The Quinaults’ approach, sometimes called “managed retreat,” is a response to human-driven climate change that coastal communities are facing from Boston to Bangladesh. Such an approach can cost many millions of dollars, and the emotional toll can be high. People in the U.S. who relocate because of climate change usually move within 20 minutes of their original home, according to recent research.

Coastal property owners often prefer higher sea walls or engineering solutions to try to hold back a rising sea over relocating or abandoning valuable waterfront real estate.

“There are lots of examples of places that no longer exist on the map, so this has happened before,” said oceanographer Ian Miller with Washington Sea Grant at the University of Washington. “There are not too many instances of it happening in this kind of planned, managed, coordinated way.”

Taholah has done more to confront that hotter future than most places in the U.S. and it is gradually becoming one of the first American communities to move inland as sea levels rise.

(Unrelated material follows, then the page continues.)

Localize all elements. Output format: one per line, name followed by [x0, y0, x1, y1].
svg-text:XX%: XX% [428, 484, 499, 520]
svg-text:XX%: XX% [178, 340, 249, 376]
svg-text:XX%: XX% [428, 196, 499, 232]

In December, the Quinault government reached a milestone in its long push to provide safe housing for its people.

“You’re looking at about 9 acres of fresh development, with asphalt and sidewalks and lots of open space to start building some houses,” tribal council member Ryan Hendricks said behind the wheel of his pickup truck. “What I see is, I see a really nice start of relocating a village.”

There are no houses yet, just a figure eight of streets, sidewalks and underground utilities carved out of the tribe’s lichen-draped timberlands. The upland site with lots for 59 homes is about a mile from the lower village and 130 feet above sea level.

“I’m excited to see tribal members cruising around up here in anticipation,” said Hendricks, who used to manage the construction project before he was elected to the tribal council.

While fully relocating the village is expected to take at least another decade, tribal officials hope the first Quinault elders can begin moving into new homes in the next year or two.

“It’s a big project for such a small group of people to take on,” Hendricks said.